All of the above perfectly explains why my music never quite made it (even though I’ve had a few fifteen minutes of fame). It appeals to people who like my lyrics (and who don’t necessarily care about the music), or to those who are really into music for music’s sake (and who enjoy mine). It doesn’t appeal to people for whom music is a fashion accessory and/or an excuse to shake their booty, nor to snobs who don’t believe humor belongs in music.
A person who truly gets and appreciates what I’ve attempted to create is worth all the anonymous likes and applause in the universe. I’m lucky to have two such people in my life (and to have crossed paths with a few others over the years).
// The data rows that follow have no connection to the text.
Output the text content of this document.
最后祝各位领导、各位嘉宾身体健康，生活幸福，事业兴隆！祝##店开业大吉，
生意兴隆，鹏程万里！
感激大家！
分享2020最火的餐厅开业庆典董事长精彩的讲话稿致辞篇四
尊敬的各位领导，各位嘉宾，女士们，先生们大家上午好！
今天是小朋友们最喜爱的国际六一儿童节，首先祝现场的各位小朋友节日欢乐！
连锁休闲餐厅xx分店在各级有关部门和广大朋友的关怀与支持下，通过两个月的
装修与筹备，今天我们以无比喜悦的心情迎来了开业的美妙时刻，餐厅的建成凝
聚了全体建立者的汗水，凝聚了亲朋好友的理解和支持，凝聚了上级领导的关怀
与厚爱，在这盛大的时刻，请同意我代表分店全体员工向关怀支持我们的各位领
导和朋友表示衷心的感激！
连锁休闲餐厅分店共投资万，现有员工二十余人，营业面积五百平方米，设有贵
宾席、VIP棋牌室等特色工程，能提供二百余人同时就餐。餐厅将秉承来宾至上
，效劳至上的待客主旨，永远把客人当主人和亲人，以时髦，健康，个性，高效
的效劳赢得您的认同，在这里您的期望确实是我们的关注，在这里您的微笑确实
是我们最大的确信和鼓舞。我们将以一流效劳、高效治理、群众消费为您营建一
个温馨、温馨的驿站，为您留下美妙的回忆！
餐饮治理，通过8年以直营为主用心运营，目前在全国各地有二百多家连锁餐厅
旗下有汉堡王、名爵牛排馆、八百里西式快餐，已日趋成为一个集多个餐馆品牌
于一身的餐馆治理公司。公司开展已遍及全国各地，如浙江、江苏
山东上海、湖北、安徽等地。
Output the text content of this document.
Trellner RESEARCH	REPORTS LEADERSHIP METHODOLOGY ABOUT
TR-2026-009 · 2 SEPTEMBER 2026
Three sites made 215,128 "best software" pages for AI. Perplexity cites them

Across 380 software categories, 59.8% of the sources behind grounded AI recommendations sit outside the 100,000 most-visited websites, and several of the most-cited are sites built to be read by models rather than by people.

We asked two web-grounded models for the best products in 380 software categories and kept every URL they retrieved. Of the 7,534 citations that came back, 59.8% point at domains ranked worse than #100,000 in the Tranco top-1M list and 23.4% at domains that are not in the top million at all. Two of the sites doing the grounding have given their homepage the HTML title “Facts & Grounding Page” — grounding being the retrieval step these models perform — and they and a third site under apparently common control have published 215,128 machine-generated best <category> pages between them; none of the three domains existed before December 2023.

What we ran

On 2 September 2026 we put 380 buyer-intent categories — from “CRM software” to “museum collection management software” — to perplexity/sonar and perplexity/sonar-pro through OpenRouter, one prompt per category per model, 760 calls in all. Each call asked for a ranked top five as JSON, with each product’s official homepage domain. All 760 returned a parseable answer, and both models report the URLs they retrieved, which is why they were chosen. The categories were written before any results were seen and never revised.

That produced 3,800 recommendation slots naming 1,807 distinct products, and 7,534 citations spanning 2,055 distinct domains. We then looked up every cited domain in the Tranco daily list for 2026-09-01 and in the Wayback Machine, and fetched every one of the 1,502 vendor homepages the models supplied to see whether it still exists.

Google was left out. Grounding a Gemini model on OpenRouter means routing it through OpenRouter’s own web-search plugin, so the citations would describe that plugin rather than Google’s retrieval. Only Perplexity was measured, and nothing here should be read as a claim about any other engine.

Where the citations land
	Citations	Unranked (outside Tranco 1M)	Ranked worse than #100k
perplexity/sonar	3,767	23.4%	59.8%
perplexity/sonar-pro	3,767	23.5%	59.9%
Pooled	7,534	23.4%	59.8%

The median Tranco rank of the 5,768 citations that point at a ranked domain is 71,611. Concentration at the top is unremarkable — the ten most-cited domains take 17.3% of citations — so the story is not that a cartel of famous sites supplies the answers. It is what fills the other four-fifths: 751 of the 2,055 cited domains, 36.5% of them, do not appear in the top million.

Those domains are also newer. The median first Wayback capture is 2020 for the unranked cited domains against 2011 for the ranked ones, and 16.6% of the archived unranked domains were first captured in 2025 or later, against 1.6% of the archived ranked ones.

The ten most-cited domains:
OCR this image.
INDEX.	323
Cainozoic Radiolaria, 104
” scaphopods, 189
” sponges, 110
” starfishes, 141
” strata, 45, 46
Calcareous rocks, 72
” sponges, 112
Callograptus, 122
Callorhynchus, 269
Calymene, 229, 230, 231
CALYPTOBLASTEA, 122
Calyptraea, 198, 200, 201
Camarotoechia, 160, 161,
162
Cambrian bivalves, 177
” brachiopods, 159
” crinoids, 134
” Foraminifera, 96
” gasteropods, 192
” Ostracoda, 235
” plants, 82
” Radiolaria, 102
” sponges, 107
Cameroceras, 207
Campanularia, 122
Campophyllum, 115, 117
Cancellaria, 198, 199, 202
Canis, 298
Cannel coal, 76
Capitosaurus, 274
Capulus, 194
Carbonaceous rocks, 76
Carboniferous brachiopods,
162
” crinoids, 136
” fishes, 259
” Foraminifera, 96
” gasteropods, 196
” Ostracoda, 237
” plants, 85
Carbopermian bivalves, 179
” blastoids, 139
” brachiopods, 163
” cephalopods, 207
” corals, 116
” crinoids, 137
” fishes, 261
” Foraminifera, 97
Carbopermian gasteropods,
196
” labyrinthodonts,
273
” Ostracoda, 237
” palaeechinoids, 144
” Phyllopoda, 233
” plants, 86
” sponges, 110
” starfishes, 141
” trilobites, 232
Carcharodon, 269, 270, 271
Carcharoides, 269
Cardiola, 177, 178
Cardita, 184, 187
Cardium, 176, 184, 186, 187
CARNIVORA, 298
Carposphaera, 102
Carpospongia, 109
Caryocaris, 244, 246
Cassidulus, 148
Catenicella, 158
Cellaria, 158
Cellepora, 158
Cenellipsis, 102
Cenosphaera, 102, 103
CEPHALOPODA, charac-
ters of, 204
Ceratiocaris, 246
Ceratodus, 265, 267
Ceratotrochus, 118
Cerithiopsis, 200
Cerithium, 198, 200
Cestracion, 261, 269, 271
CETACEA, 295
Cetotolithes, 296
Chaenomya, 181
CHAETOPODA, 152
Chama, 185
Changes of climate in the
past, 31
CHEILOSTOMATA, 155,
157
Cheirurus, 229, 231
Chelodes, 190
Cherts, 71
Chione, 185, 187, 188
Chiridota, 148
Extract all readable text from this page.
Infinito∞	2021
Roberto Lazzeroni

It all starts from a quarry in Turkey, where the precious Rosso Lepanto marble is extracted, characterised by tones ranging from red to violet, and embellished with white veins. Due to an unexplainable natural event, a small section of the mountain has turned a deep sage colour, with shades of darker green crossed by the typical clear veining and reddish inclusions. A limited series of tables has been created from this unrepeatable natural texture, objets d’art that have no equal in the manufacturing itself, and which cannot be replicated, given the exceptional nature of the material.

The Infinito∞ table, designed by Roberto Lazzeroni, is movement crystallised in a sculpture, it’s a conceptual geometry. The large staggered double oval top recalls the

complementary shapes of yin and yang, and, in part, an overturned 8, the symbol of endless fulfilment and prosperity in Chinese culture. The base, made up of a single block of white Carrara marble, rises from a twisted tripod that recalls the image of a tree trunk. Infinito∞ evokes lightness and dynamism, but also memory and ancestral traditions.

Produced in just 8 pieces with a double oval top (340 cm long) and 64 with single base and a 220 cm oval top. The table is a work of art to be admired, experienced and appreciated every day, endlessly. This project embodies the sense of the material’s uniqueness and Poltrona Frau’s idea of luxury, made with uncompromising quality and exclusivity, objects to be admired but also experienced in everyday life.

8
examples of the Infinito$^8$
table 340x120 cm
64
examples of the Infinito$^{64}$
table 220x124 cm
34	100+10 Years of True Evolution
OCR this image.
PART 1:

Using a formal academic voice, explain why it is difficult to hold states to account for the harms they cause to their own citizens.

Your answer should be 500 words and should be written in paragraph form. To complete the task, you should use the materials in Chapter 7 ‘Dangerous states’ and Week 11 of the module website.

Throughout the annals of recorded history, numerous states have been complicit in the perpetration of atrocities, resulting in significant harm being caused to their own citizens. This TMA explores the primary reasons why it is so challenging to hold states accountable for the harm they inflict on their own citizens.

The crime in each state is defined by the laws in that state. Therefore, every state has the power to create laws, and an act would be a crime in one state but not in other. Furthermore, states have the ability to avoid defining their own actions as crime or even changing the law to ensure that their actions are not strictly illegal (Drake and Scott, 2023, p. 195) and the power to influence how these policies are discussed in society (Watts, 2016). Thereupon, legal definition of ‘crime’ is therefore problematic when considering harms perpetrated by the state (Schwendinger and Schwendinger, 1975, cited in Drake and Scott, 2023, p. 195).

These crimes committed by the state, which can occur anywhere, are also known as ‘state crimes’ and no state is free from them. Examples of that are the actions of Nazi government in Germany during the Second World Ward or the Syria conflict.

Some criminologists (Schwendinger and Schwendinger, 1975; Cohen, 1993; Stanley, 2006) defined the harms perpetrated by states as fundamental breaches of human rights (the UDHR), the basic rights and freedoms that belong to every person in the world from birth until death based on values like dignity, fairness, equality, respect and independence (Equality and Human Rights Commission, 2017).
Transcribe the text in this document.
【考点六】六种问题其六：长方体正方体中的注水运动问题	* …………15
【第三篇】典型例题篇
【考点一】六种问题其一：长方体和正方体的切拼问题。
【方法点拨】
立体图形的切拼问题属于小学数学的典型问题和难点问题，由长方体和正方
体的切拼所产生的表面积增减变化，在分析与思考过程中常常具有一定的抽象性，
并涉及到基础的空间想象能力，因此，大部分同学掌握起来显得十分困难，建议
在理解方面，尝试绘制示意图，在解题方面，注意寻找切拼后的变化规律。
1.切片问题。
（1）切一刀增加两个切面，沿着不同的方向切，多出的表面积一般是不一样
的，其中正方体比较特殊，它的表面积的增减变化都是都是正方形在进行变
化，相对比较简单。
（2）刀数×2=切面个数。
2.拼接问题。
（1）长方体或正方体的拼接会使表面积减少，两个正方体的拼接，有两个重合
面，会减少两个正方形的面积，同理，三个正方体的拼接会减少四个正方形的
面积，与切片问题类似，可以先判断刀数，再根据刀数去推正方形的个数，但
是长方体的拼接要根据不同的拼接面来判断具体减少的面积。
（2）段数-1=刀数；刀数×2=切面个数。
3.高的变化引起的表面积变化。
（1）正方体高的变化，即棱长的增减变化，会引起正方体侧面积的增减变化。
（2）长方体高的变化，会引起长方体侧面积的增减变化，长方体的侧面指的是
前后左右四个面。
For many reasons, I’ve never tried to earn a living from my music, and I have never regretted that decision. I’ve never really fantasized about fame, about hordes of fans (and groupies) awed by my superlative genius. As far back as I can remember, my ultimate fantasy was for some anonymous patron to pay for my room and board in some remote location, indefinitely, no questions asked.
Fast forward a few decades: I have more or less become said patron. I was fortunate enough to be able to buy a small house in a remote village, where I now live frugally, working only part-time to pay the bills (translating, another type of creative writing). A semi-ultimate fantasy ain’t half bad, even though I no longer have the creative energy of my youth.